Quand faut-il crier au génocide ? Les Nations unies ont-elles eu raison d’alerter ces derniers jours sur l’imminence d’une logique génocidaire en Centrafrique ? En convoquant trop hâtivement « le crime des crimes », n’y a-t-il pas un risque de dévaloriser le terme de « génocide » au risque qu’il perde sa capacité d’alerte ?
En août dernier, Stephen O’Brien, Secrétaire général-adjoint de l’ONU, en charge des affaires humanitaires a averti le Conseil de sécurité de l’ONU « des signes avant-coureurs d’un génocide en Centrafrique ». Il fut alors critiqué pour son alarmisme exagéré par la quasi-totalité des experts de ce pays. Ainsi, Didier Niewiadowski, ex-conseiller à l’ambassade de France en Centrafrique et juriste, souligne dans un entretien à JusticeInfo.net : « La notion de génocide est précise. Y a-t-il actuellement une planification de l'élimination physique systématique, quelque soit l'âge où le sexe, d'un groupe ethnique ou religieux ? La réponse est non. En revanche, on peut effectivement s’inquiéter de la multiplication des massacres de population, dans l'extrême-est et le nord-ouest du pays, qui présentent souvent un caractère inter communautaire. Ces crimes restent actuellement localisés et ne sont pas, à ce stade, sous-tendus par une stratégie d'épuration.
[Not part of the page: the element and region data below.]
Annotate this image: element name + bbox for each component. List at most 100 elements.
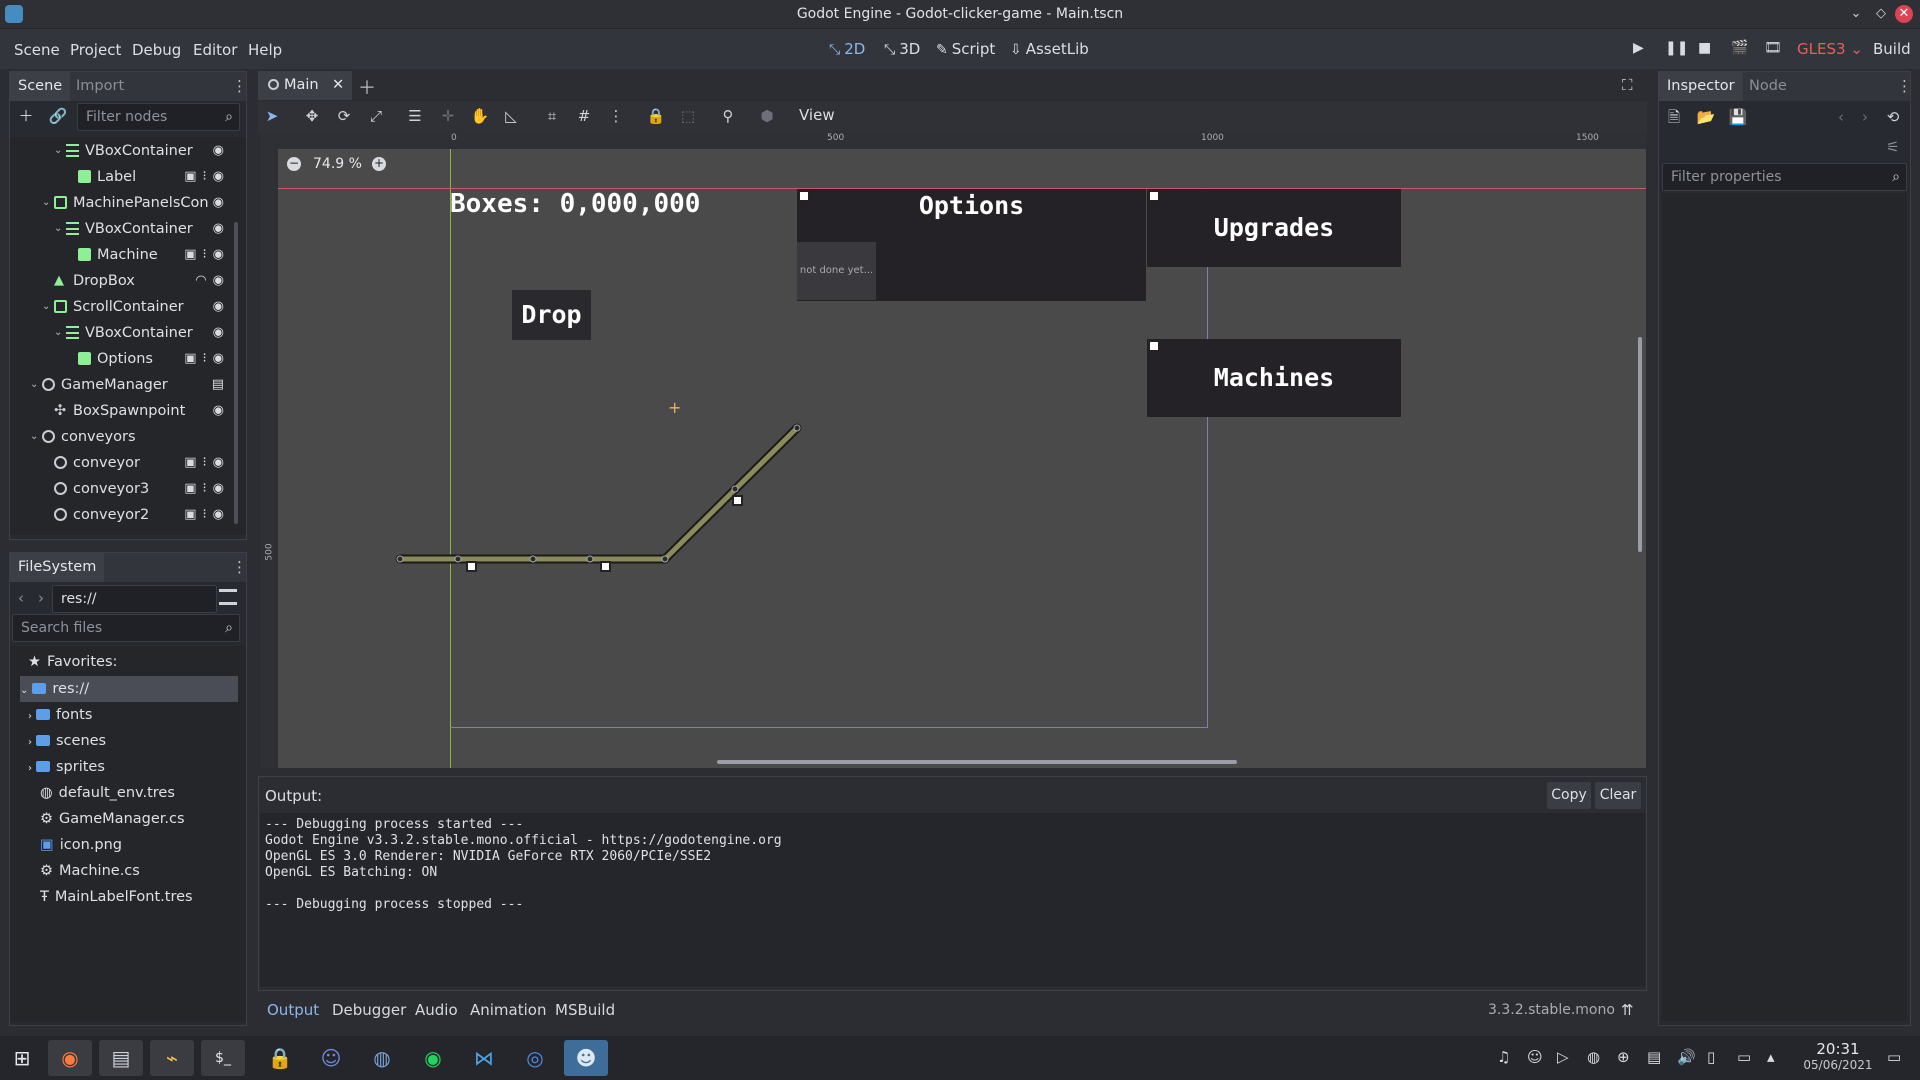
conveyor-belts[interactable]: [260, 131, 1646, 768]
move-mode-icon[interactable]: ✥: [301, 105, 323, 127]
list-select-icon[interactable]: ☰: [404, 105, 426, 127]
visibility-eye-icon[interactable]: ◉: [213, 320, 230, 346]
system-monitor-icon[interactable]: ⌁: [150, 1040, 194, 1076]
collapse-arrow-icon[interactable]: ⌄: [42, 190, 50, 216]
node-badges[interactable]: ▣⁝◉: [184, 242, 230, 268]
workspace-script[interactable]: ✎ Script: [936, 40, 995, 58]
bone-icon[interactable]: ⚲: [717, 105, 739, 127]
tree-item[interactable]: ⌄ ScrollContainer ◉: [12, 294, 230, 320]
workspace-2d[interactable]: ⤡ 2D: [829, 40, 865, 58]
tab-msbuild[interactable]: MSBuild: [555, 1001, 615, 1019]
canvas-viewport[interactable]: 0 500 1000 1500 500 − 74.9 % + Boxes: 0,…: [260, 131, 1646, 768]
tree-item[interactable]: conveyor ▣⁝◉: [12, 450, 230, 476]
file-item[interactable]: ◍ default_env.tres: [40, 780, 258, 806]
tree-item[interactable]: ⌄ VBoxContainer ◉: [12, 320, 230, 346]
forward-icon[interactable]: ›: [38, 589, 44, 607]
split-view-icon[interactable]: [219, 589, 237, 605]
maximize-icon[interactable]: ◇: [1872, 5, 1890, 23]
node-badges[interactable]: ▣⁝◉: [184, 450, 230, 476]
text-editor-icon[interactable]: ▤: [99, 1040, 143, 1076]
history-back-icon[interactable]: ‹: [1830, 106, 1852, 128]
file-item[interactable]: › fonts: [28, 702, 246, 728]
updates-tray-icon[interactable]: ⊕: [1617, 1048, 1630, 1066]
ruler-mode-icon[interactable]: ◺: [500, 105, 522, 127]
collapse-arrow-icon[interactable]: ⌄: [30, 424, 38, 450]
path-field[interactable]: res://: [52, 585, 217, 613]
close-tab-icon[interactable]: ✕: [332, 71, 344, 100]
tree-item[interactable]: ⌄ MachinePanelsCon ◉: [12, 190, 230, 216]
menu-help[interactable]: Help: [248, 41, 282, 59]
menu-project[interactable]: Project: [70, 41, 121, 59]
close-window-icon[interactable]: ✕: [1895, 5, 1913, 23]
anchor-handle-icon[interactable]: [466, 561, 477, 572]
camera-override-icon[interactable]: ⬢: [756, 105, 778, 127]
anchor-handle-icon[interactable]: [732, 495, 743, 506]
discord-tray-icon[interactable]: ☺: [1527, 1048, 1543, 1066]
pivot-icon[interactable]: ✛: [437, 105, 459, 127]
network-tray-icon[interactable]: ▭: [1737, 1048, 1751, 1066]
collapse-arrow-icon[interactable]: ⌄: [42, 294, 50, 320]
object-properties-icon[interactable]: ⚟: [1882, 136, 1904, 158]
media-tray-icon[interactable]: ▷: [1557, 1048, 1569, 1066]
scale-mode-icon[interactable]: ⤢: [365, 105, 387, 127]
node-badges[interactable]: ▣⁝◉: [184, 502, 230, 528]
clock-time[interactable]: 20:31: [1808, 1040, 1868, 1058]
play-custom-scene-icon[interactable]: 🎞: [1764, 40, 1782, 56]
grid-snap-icon[interactable]: #: [573, 105, 595, 127]
tree-item[interactable]: ▲ DropBox ◠◉: [12, 268, 230, 294]
scene-tree-scrollbar[interactable]: [234, 222, 238, 524]
tree-item[interactable]: Label ▣⁝◉: [12, 164, 230, 190]
filter-nodes-input[interactable]: Filter nodes ⌕: [77, 103, 240, 131]
filter-properties-input[interactable]: Filter properties ⌕: [1662, 163, 1907, 191]
node-badges[interactable]: ◠◉: [195, 268, 230, 294]
new-scene-tab-icon[interactable]: ＋: [358, 74, 376, 100]
clear-button[interactable]: Clear: [1595, 782, 1641, 809]
search-files-input[interactable]: Search files ⌕: [12, 614, 240, 642]
dock-menu-icon[interactable]: ⋮: [232, 558, 247, 576]
chromium-icon[interactable]: ◎: [513, 1040, 557, 1076]
renderer-select[interactable]: GLES3 ⌄: [1797, 40, 1863, 58]
tab-filesystem[interactable]: FileSystem: [10, 553, 105, 582]
steam-tray-icon[interactable]: ◍: [1587, 1048, 1600, 1066]
clock-date[interactable]: 05/06/2021: [1795, 1058, 1881, 1072]
build-button[interactable]: Build: [1873, 40, 1911, 58]
menu-debug[interactable]: Debug: [132, 41, 181, 59]
tree-item[interactable]: ⌄ VBoxContainer ◉: [12, 138, 230, 164]
node-badges[interactable]: ▣⁝◉: [184, 476, 230, 502]
anchor-handle-icon[interactable]: [600, 561, 611, 572]
steam-icon[interactable]: ◍: [360, 1040, 404, 1076]
play-icon[interactable]: ▶: [1633, 40, 1644, 56]
file-item[interactable]: ▣ icon.png: [40, 832, 258, 858]
file-item[interactable]: › scenes: [28, 728, 246, 754]
workspace-assetlib[interactable]: ⇩ AssetLib: [1010, 40, 1089, 58]
node-badges[interactable]: ▣⁝◉: [184, 346, 230, 372]
output-log-area[interactable]: --- Debugging process started --- Godot …: [260, 813, 1645, 987]
favorites-item[interactable]: ★ Favorites:: [28, 649, 246, 675]
tree-item[interactable]: conveyor2 ▣⁝◉: [12, 502, 230, 528]
save-resource-icon[interactable]: 💾: [1727, 106, 1749, 128]
visibility-eye-icon[interactable]: ◉: [213, 294, 230, 320]
tree-item[interactable]: Machine ▣⁝◉: [12, 242, 230, 268]
tab-import[interactable]: Import: [68, 72, 132, 101]
visibility-eye-icon[interactable]: ◉: [213, 216, 230, 242]
add-node-icon[interactable]: ＋: [15, 105, 37, 127]
group-icon[interactable]: ⬚: [677, 105, 699, 127]
terminal-icon[interactable]: $_: [201, 1040, 245, 1076]
node-badges[interactable]: ▣⁝◉: [184, 164, 230, 190]
view-menu[interactable]: View: [799, 106, 835, 124]
visibility-eye-icon[interactable]: ◉: [213, 138, 230, 164]
play-scene-icon[interactable]: 🎬: [1731, 40, 1748, 56]
visibility-eye-icon[interactable]: ◉: [213, 398, 230, 424]
dock-menu-icon[interactable]: ⋮: [1897, 77, 1912, 95]
minimize-icon[interactable]: ⌄: [1847, 5, 1865, 23]
tree-item[interactable]: Options ▣⁝◉: [12, 346, 230, 372]
lock-icon[interactable]: 🔒: [645, 105, 667, 127]
lock-app-icon[interactable]: 🔒: [258, 1040, 302, 1076]
snap-options-icon[interactable]: ⋮: [605, 105, 627, 127]
volume-tray-icon[interactable]: 🔊: [1677, 1048, 1696, 1066]
tab-audio[interactable]: Audio: [415, 1001, 458, 1019]
tab-debugger[interactable]: Debugger: [332, 1001, 406, 1019]
select-mode-icon[interactable]: ➤: [261, 105, 283, 127]
vscode-icon[interactable]: ⋈: [462, 1040, 506, 1076]
spotify-icon[interactable]: ◉: [411, 1040, 455, 1076]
Néanmoins, jamais le danger d'une explosion nationale n'a été aussi grand ». Stephen O’Brien se justifiait cependant sur l’emploi du terme de « génocide » le 9 septembre dans un entretien au journal Libération, affirmant que « si on attend les preuves d’un génocide, il sera trop tard pour intervenir ».
Alors, quand faut-il sonner l’alerte maximale ? Et s’abstenir de le faire lorsque la situation est dramatique, que des crimes de guerre et des violations massives des droits de l’homme ont lieu depuis des années, mais sans satisfaire totalement la définition de « génocide » précisée dans l’article 6 des Statuts de la Cour pénale internationale, soit « l’intention de détruire, en tout ou en partie, un groupe national, ethnique, racial ou religieux » ? Dans cette analyse à la fois sémantique et juridique de l’utilisation du mot « génocide », il y a une dimension proprement vertigineuse : comme s’il fallait le label du « crime des crimes » pour susciter un intérêt des opinions publiques, des médias et, in fine, des Etats.
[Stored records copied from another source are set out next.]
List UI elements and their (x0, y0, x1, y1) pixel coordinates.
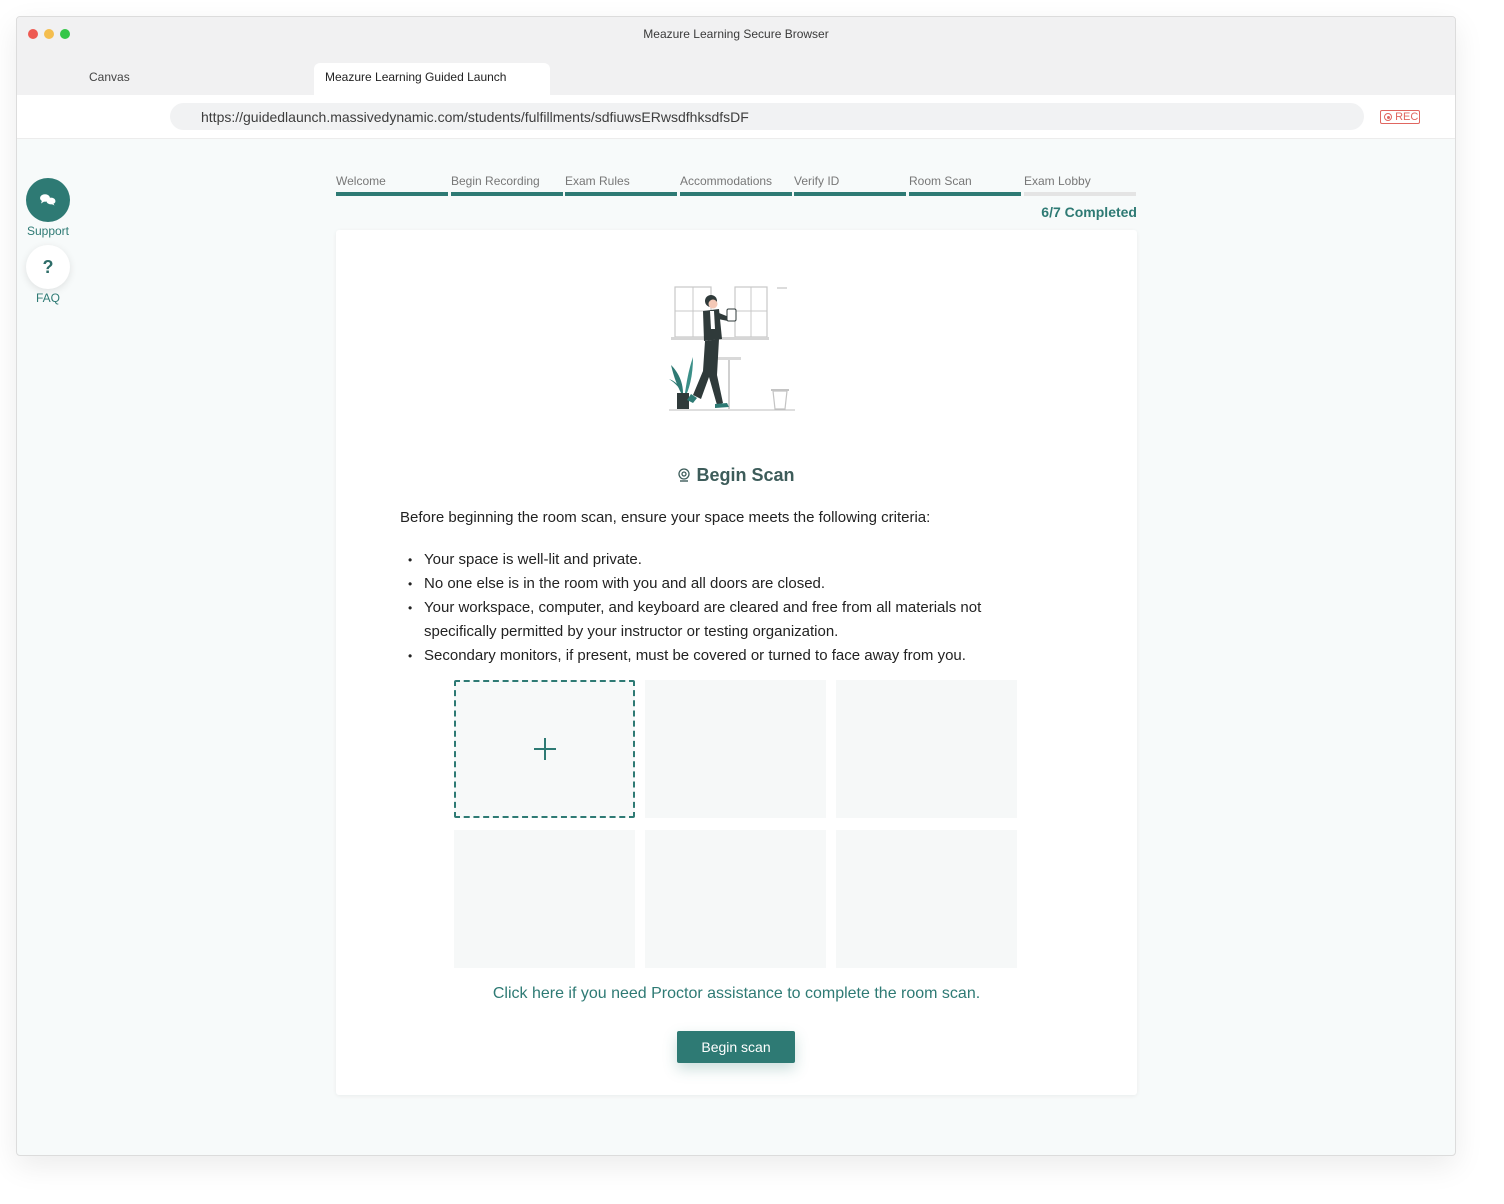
step-label: Welcome (336, 174, 386, 188)
criteria-item: Your workspace, computer, and keyboard a… (400, 596, 1040, 644)
chat-bubbles-icon (40, 194, 56, 206)
room-scan-illustration (669, 286, 795, 411)
step-progress-bar (336, 192, 448, 196)
step-room-scan: Room Scan (909, 174, 1021, 196)
faq-button[interactable]: ? (26, 245, 70, 289)
capture-slot (454, 830, 635, 968)
step-exam-rules: Exam Rules (565, 174, 677, 196)
add-capture-slot[interactable] (454, 680, 635, 818)
capture-slot (645, 830, 826, 968)
browser-window: Meazure Learning Secure Browser Canvas M… (16, 16, 1456, 1156)
step-accommodations: Accommodations (680, 174, 792, 196)
step-progress-bar (1024, 192, 1136, 196)
step-begin-recording: Begin Recording (451, 174, 563, 196)
section-heading: Begin Scan (336, 465, 1137, 486)
step-progress-bar (680, 192, 792, 196)
address-bar: https://guidedlaunch.massivedynamic.com/… (17, 95, 1455, 139)
step-progress-bar (451, 192, 563, 196)
recording-indicator: REC (1380, 110, 1420, 124)
tab-guided-launch[interactable]: Meazure Learning Guided Launch (314, 63, 550, 95)
webcam-icon (678, 468, 691, 482)
criteria-intro: Before beginning the room scan, ensure y… (400, 509, 931, 526)
title-bar: Meazure Learning Secure Browser Canvas M… (17, 17, 1455, 95)
criteria-item: No one else is in the room with you and … (400, 572, 1040, 596)
step-progress-bar (794, 192, 906, 196)
step-exam-lobby: Exam Lobby (1024, 174, 1136, 196)
faq-label[interactable]: FAQ (17, 291, 79, 305)
tab-canvas[interactable]: Canvas (17, 63, 313, 95)
support-button[interactable] (26, 178, 70, 222)
step-label: Begin Recording (451, 174, 540, 188)
record-dot-icon (1384, 113, 1392, 121)
rec-label: REC (1395, 111, 1419, 123)
criteria-list: Your space is well-lit and private. No o… (400, 548, 1040, 668)
step-welcome: Welcome (336, 174, 448, 196)
step-progress-bar (909, 192, 1021, 196)
capture-slot (836, 680, 1017, 818)
progress-steps: Welcome Begin Recording Exam Rules Accom… (336, 174, 1137, 198)
proctor-assistance-link[interactable]: Click here if you need Proctor assistanc… (336, 985, 1137, 1003)
completion-status: 6/7 Completed (1041, 204, 1137, 220)
step-label: Accommodations (680, 174, 773, 188)
heading-text: Begin Scan (696, 465, 795, 485)
step-verify-id: Verify ID (794, 174, 906, 196)
url-field[interactable]: https://guidedlaunch.massivedynamic.com/… (170, 103, 1364, 130)
step-label: Room Scan (909, 174, 972, 188)
plus-icon (534, 738, 556, 760)
criteria-item: Secondary monitors, if present, must be … (400, 644, 1040, 668)
step-progress-bar (565, 192, 677, 196)
window-title: Meazure Learning Secure Browser (643, 27, 829, 41)
capture-slot (836, 830, 1017, 968)
begin-scan-button[interactable]: Begin scan (677, 1031, 795, 1063)
criteria-item: Your space is well-lit and private. (400, 548, 1040, 572)
step-label: Exam Lobby (1024, 174, 1091, 188)
capture-slot (645, 680, 826, 818)
step-label: Exam Rules (565, 174, 630, 188)
question-mark-icon: ? (42, 257, 54, 277)
support-label[interactable]: Support (17, 224, 79, 238)
room-scan-card: Begin Scan Before beginning the room sca… (336, 230, 1137, 1095)
scan-capture-grid (454, 680, 1017, 968)
step-label: Verify ID (794, 174, 840, 188)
Nul, pourtant, ne disconvient que la situation en Centrafrique est épouvantable. Les Nations ont méticuleusement retracé les crimes de guerre commis entre 2003 et décembre 2015 dans un rapport publié ces derniers mois. Aujourd’hui, une quinzaine de groupes armés règnent sur les quatre-cinquième d’un territoire plus grand que la France et terrorisent la population, se combattant pour piller le sous-sol riche de mines d’or, de diamants et d’autres matières premières. Et les massacres s’ajoutent aux massacres dans une litanie sans fin. Avec l’opération militaire Sangaris, la France était intervenue pour prêter main forte aux forces des Nations unies, mais s’est retirée en octobre 2016. Entre avril dernier et aujourd’hui, le nombre de déplacés a augmenté de 50%, dépassant 600.000 personnes. Le gouvernement contrôle difficilement la capitale Bangui et n’y parvient que grâce aux casques bleus des Nations unies. Et l’ONU a toutes les peines du monde à financer ses 12.000 soldats de la paix.
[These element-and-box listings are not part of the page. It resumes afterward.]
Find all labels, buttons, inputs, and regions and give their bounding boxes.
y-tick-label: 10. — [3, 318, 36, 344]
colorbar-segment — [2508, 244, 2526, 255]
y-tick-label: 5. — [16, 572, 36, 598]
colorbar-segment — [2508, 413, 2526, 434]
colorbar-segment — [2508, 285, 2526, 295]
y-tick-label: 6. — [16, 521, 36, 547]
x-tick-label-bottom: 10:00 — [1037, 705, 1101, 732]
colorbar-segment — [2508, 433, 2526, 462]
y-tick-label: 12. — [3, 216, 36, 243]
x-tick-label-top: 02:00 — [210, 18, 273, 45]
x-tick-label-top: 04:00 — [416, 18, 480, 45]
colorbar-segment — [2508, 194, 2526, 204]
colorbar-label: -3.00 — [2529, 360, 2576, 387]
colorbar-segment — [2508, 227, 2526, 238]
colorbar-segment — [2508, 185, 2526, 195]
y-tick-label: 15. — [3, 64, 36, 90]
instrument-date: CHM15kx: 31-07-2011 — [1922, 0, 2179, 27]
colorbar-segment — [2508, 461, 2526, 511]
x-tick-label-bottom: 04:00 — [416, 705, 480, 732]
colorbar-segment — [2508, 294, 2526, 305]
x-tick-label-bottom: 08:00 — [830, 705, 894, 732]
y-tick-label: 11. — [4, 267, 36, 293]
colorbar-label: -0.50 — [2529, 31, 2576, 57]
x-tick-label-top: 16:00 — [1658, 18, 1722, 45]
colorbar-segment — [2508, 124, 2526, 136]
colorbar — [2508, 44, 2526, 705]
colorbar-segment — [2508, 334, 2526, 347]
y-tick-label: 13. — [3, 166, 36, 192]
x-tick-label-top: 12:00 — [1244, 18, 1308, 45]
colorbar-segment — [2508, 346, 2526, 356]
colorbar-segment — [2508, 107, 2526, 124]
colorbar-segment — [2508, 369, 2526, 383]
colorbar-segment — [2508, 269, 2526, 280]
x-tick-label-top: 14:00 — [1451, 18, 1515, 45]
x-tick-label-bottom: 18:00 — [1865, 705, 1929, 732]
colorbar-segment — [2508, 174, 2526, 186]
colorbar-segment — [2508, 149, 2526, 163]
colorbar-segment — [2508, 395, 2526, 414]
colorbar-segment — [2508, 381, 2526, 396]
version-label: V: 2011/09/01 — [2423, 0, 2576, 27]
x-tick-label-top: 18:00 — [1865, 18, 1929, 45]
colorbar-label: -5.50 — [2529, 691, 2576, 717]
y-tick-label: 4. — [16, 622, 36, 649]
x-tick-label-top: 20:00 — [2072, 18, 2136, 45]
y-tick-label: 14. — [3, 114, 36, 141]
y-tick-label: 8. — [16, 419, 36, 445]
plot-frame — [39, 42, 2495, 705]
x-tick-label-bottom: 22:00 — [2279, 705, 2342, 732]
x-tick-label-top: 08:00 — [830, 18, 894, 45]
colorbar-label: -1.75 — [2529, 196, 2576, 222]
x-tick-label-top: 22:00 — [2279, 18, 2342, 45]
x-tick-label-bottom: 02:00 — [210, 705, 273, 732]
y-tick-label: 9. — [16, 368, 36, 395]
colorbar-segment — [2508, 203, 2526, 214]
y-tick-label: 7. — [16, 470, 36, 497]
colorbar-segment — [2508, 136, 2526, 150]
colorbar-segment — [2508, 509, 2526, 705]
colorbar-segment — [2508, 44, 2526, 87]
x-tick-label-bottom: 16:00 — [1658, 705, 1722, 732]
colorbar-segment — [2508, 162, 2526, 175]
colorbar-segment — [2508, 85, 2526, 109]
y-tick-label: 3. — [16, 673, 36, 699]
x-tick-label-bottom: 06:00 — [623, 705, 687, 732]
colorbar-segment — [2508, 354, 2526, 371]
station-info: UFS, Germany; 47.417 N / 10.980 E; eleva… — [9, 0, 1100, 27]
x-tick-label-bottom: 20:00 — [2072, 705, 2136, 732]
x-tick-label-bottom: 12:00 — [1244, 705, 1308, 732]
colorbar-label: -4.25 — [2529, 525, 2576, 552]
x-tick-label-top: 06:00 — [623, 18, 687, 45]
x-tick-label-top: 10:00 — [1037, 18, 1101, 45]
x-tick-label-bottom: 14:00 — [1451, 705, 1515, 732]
Ces dix dernières années, les plans de paix se sont succédés les uns aux autres, sans avoir jamais connu un début de matérialisation, provoquant la lassitude et l’indifférence de plus en plus marquée de la communauté internationale. L’élection démocratique du président Faustin-Archange Touadéra l’année dernière avait été vue par le peuple centrafricain comme un immense espoir de tourner la page d’une guerre civile interminable. Mais l’espoir est désormais retombé devant la multiplication des violences.
Dans les prochaines semaines, la situation de la Centrafrique sera discutée à New York et les discussions porteront sur la prolongation de la présence de la MINUSCA. D’où la tentation pour les responsables de l’ONU en vue de ce prochain rendez-vous de jouer l’ultime carte, de crier au « génocide », en espérant encore mobiliser les Etats. Comme à la fois un aveu d’impuissance et un appel au secours.